Trudy: But I don't ever want to sound negative about going crazy. I don't want to overromanticize it either, but frankly, goin' crazy was the best thing that ever happened to me. I don't say it's for everybody; some people couldn't cope.
- Johnny Powell from The Darkness II. Ostensibly a babbling lunatic, there happens to be no one else on the planet who knows more about the titular Darkness or a lot of the other supernatural goings-on than Johnny.
- Assassin's Creed I: Subject 16 only managed to accomplish the very, very important task set to him by doing things that no sane person would ever do.
- Isaac Clarke spends most of the Dead Space series teetering on the edge of sanity, but managing to persevere and fight through Necromorph infestations.
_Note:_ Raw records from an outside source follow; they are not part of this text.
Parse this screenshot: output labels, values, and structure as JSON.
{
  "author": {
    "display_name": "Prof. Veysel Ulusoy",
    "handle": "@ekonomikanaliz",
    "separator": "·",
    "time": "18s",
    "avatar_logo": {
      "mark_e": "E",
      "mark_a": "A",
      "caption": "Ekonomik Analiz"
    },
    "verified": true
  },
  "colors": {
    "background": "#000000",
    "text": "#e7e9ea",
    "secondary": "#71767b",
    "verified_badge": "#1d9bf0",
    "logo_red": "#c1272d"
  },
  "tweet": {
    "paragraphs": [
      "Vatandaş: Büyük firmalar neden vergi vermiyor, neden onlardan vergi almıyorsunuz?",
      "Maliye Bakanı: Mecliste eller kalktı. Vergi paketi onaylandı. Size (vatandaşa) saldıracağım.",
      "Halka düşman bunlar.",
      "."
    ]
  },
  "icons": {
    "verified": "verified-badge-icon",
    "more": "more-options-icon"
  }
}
The second game in particular has him constantly being tormented by Marker visions and severe post-traumatic stress disorder, especially when he's forced to once again board the Ishimura.
- Tomb Raider (2013): After learning his motives, Lara speculates to herself that Mathias has gone so far out of his mind that he's "come right back around to some kind of sane."
- In Dragon Age II, Hawke with a sarcastic personality often comes across as this, having become a Stepford Smiler and Sad Clown in response to all the craziness in Kirkwall and personal tragedies they've suffered over the course of the game.
- Popular poster: "You don't have to be crazy to work here - but it helps."
- As Ursula K. Le Guin says, "What sane person could live in this world and not be crazy?"
- Many people in the Nazi concentration camps would still go through everyday routines (e.g., pretending to shave with their fingers each morning) just to try to maintain some sense of normalcy in their lives.
- The aforementioned Emperor Norton of San Francisco.
- There's a euphemism for PTSD among veteran soldiers known as 'still sleeping with your boots on', as one of the more common but fairly benign ways the disorder can manifest is in a compulsion to wear shoes to bed, just in case of an unexpected enemy attack in the middle of the night, even months or years after returning from serving in an active warzone.